Bei mir dagegen war die Diagnose mit 13 Jahren schon sehr früh (hier lohnt es sich auch nochmal die Beiträge Die Diagnose: Morbus Crohn und meinem Der Umgang mit der Diagnose Morbus Crohn - als Kind zu lesen). Bis dahin kann ich sagen, dass ein nicht entdeckter Morbus Crohn auch in jungen Jahren bereits Auswirkungen auf den Körper haben kann. Bei mir war es mit schlimmer werderndem Krankheitsverlauf, dass mein Körper keine Zeit und Kraft für meinen Wachstum hatte. Vorher war ich eigentlich immer bei den größeren Kindern dabei. Doch irgendwann bin ich in der körperlichen Entwicklung stehen geblieben. Ein leichtgewicht war ich schon immer, aber dann wurde es noch deutlicher. Meine Pubertät hatte somit auch erst später begonnen. Ebenso war ich immer sehr blass. (Für weitere Deteils kann ich dir noch meine Beiträge Der Weg zu meinem Morbus Crohn und Morbus Crohn: Mein Schmerz-Höhepunkt oder "der Weg der Qualen" ans Herz legen.)
All dies wurde nach der Diagnose und der damit verbundenen ersten richtigen gesundheitlichen Einstellung besser. Mein Körper konnte wieder aufholen (u.a. Wachstumsschübe).

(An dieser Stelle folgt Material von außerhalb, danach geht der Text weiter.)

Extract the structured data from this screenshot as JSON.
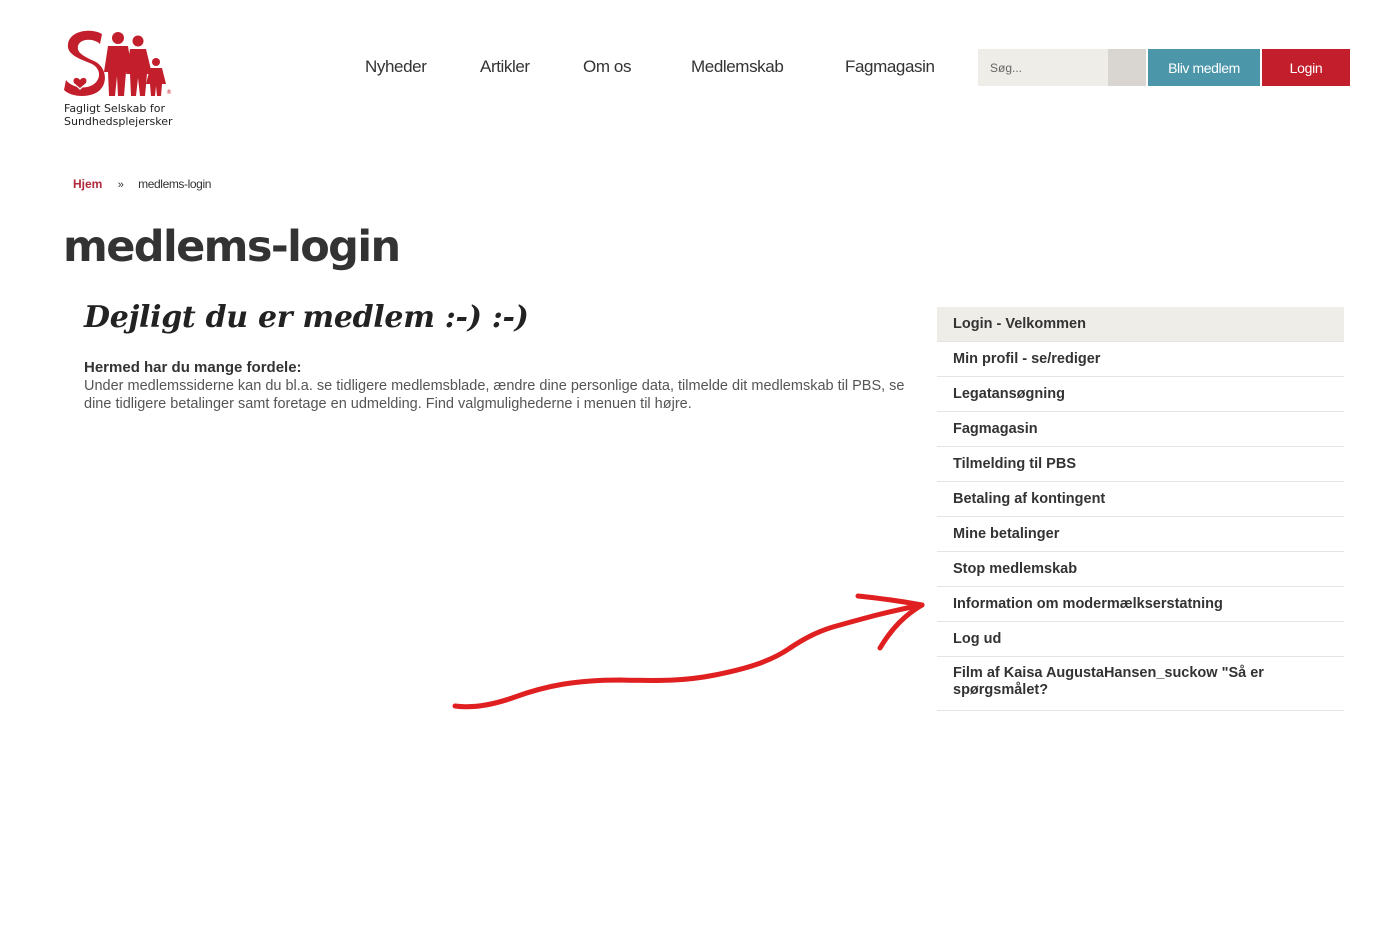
{
  "header": {
    "logo_alt_letters": "SM",
    "logo_line1": "Fagligt Selskab for",
    "logo_line2": "Sundhedsplejersker",
    "nav": [
      {
        "label": "Nyheder"
      },
      {
        "label": "Artikler"
      },
      {
        "label": "Om os"
      },
      {
        "label": "Medlemskab"
      },
      {
        "label": "Fagmagasin"
      }
    ],
    "search_placeholder": "Søg...",
    "member_button": "Bliv medlem",
    "login_button": "Login"
  },
  "breadcrumb": {
    "home": "Hjem",
    "separator": "»",
    "current": "medlems-login"
  },
  "page": {
    "title": "medlems-login"
  },
  "content": {
    "heading": "Dejligt du er medlem :-) :-)",
    "subhead": "Hermed har du mange fordele:",
    "body": "Under medlemssiderne kan du bl.a. se tidligere medlemsblade, ændre dine personlige data, tilmelde dit medlemskab til PBS, se dine tidligere betalinger samt foretage en udmelding.  Find valgmulighederne i menuen til højre."
  },
  "side_menu": {
    "items": [
      {
        "label": "Login - Velkommen",
        "active": true
      },
      {
        "label": "Min profil - se/rediger"
      },
      {
        "label": "Legatansøgning"
      },
      {
        "label": "Fagmagasin"
      },
      {
        "label": "Tilmelding til PBS"
      },
      {
        "label": "Betaling af kontingent"
      },
      {
        "label": "Mine betalinger"
      },
      {
        "label": "Stop medlemskab"
      },
      {
        "label": "Information om modermælkserstatning"
      },
      {
        "label": "Log ud"
      },
      {
        "label": "Film af Kaisa AugustaHansen_suckow \"Så er spørgsmålet?"
      }
    ]
  },
  "colors": {
    "brand_red": "#c21e2b",
    "member_teal": "#4b96a9",
    "active_menu_bg": "#efede8",
    "annotation_red": "#e02020"
  }
}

Ich denke auch, dass der Zeitpunkt der Diagnose für meinen noch damals jungen Darm gut war, um sich weitestgehend eigenständig regenerieren zu können. In Bezug auf frühzeitig darauf eingestellt zu sein und frühzeitig richtig behandelt zu werden, war das also super. Allerdings habe ich seit ich 13 Jahre alt bin viele (Regel-)Arzttermine absolvieren und Medikamente einnehmen müssen (zum Glück heutzutage nicht mehr dauerhaft notwendig - hierzu kommt noch ein Beitrag). Das ist aber alles Gewohnheitssache und was das anging, war ich ich glücklicherweise schon immer sehr selbstständig und diszipliniert. Dementsprechend war das Einnehmen von Medikamenten oder das sich an Regeln Halten kein Problem.

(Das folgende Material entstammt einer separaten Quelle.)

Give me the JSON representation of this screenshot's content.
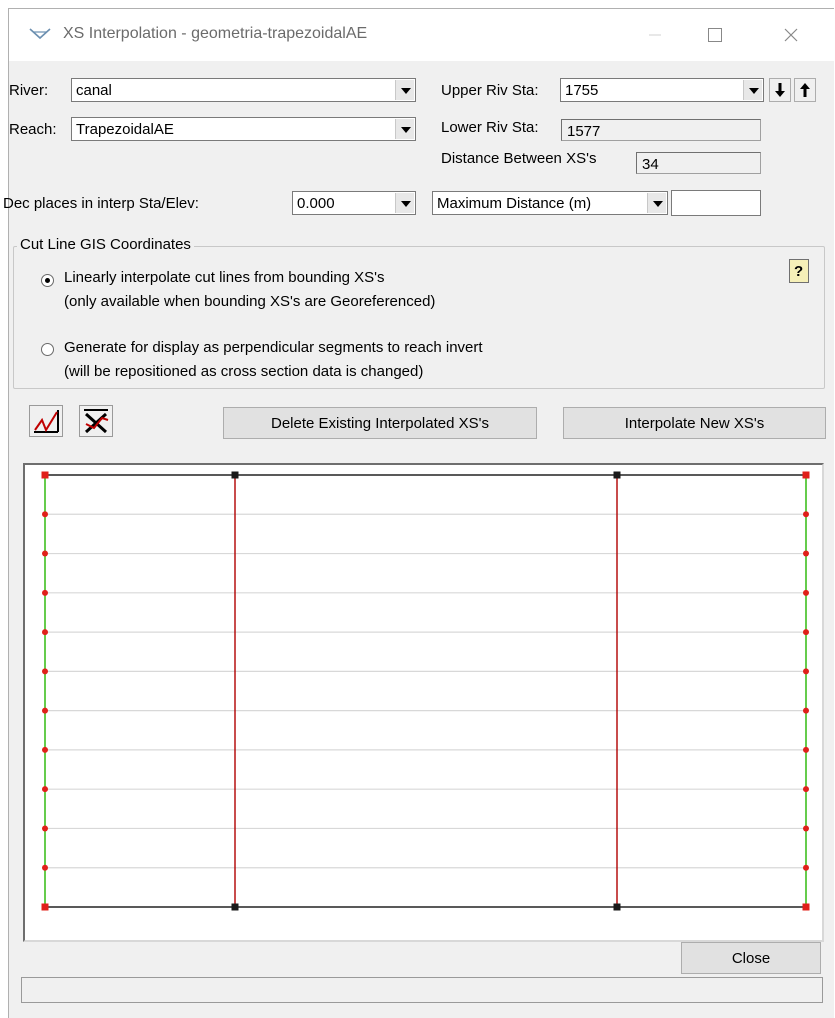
{
  "window": {
    "title": "XS Interpolation  - geometria-trapezoidalAE"
  },
  "river": {
    "label": "River:",
    "value": "canal"
  },
  "reach": {
    "label": "Reach:",
    "value": "TrapezoidalAE"
  },
  "upper_riv_sta": {
    "label": "Upper Riv Sta:",
    "value": "1755"
  },
  "lower_riv_sta": {
    "label": "Lower Riv Sta:",
    "value": "1577"
  },
  "distance_between": {
    "label": "Distance Between XS's",
    "value": "34"
  },
  "dec_places": {
    "label": "Dec places in interp Sta/Elev:",
    "value": "0.000"
  },
  "max_distance": {
    "selected": "Maximum Distance (m)",
    "value": ""
  },
  "cutline_group": {
    "legend": "Cut Line GIS Coordinates",
    "option1_line1": "Linearly interpolate cut lines from bounding XS's",
    "option1_line2": "(only available when bounding XS's are Georeferenced)",
    "option2_line1": "Generate for display as perpendicular segments to reach invert",
    "option2_line2": "(will be repositioned as cross section data is changed)",
    "selected_option": 1
  },
  "buttons": {
    "delete_existing": "Delete Existing Interpolated XS's",
    "interpolate_new": "Interpolate New XS's",
    "close": "Close"
  },
  "icons": {
    "help": "help-icon",
    "draw_line": "draw-line-icon",
    "delete_line": "delete-line-icon",
    "down": "arrow-down-icon",
    "up": "arrow-up-icon"
  },
  "colors": {
    "bank_line": "#3fbf1f",
    "channel_line": "#b00000",
    "node_red": "#e0201a",
    "node_black": "#1a1a1a",
    "xs_line": "#d8d8d8"
  },
  "plot": {
    "interpolated_xs_count": 10
  }
}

Heute bezeichne ich den Zeitpunkt auch als gut, da ich vor der Ausprobier- oder Test-Phase eines Jugendlichen schon die notwendigen Leitplanken gesetzt bekomme habe. Somit hat das Eine oder Andere nie wirklich gefehlt. Konkret meine ich Alkohol trinken und rauchen, wobei zweites für mich sowieso nie in Frage kam. (Hier kann ich meine letzten beiden Beiträge Erfahrungen mit Morbus Crohn und Akzeptanz von Morbus Crohn nochmals empfehlen.)

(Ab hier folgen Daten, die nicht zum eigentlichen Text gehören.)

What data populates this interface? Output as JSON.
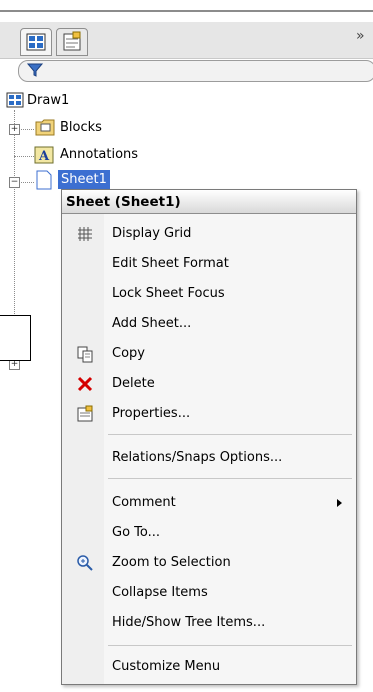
{
  "panel": {
    "expand_chevrons": "»"
  },
  "tree": {
    "root": "Draw1",
    "items": [
      "Blocks",
      "Annotations",
      "Sheet1"
    ]
  },
  "context_menu": {
    "title": "Sheet (Sheet1)",
    "items": {
      "display_grid": "Display Grid",
      "edit_sheet_format": "Edit Sheet Format",
      "lock_sheet_focus": "Lock Sheet Focus",
      "add_sheet": "Add Sheet...",
      "copy": "Copy",
      "delete": "Delete",
      "properties": "Properties...",
      "relations_snaps": "Relations/Snaps Options...",
      "comment": "Comment",
      "go_to": "Go To...",
      "zoom_to_selection": "Zoom to Selection",
      "collapse_items": "Collapse Items",
      "hide_show_tree": "Hide/Show Tree Items...",
      "customize_menu": "Customize Menu"
    }
  },
  "colors": {
    "selection": "#3c6fd1",
    "delete_icon": "#d40000",
    "header_gray": "#d9d9d9"
  }
}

Neben der Krankheit selbst, musste ich nach dem Krankenhausaufenthalt aufgrund der OP-Narbe natürlich noch zusätzlich langsam machen. Plus dem 2-wöchigen liegen, war mein Körper bei 0 was Kondition, Muskeln usw. anging. Dementsprechend musste ich etwas machen, um mich wieder aufzubauen (physisch UND psychisch) und letztendlich beispielsweise auch wieder im Sportunterricht bestehen zu können. Denn ich liebe Sport und war im Sportunterricht auch immer einer der Besten. Da wollte ich wieder hin, sodass Sport für mich ein wichtiger Anker wurde. Noch heute merke ich, dass ich regelmäßigen Sport brauche, um mich wohlzufühlen.
Zusammenfassend würde ich sagen, dass mein Diagnose-Zeitpunkt Fluch und Segen zugleich war.
Fluch, weil...
- ... ich einige Sachen nie ausprobierte (das ist - glaube ich zumindest - gut und schlecht zugleich :-)).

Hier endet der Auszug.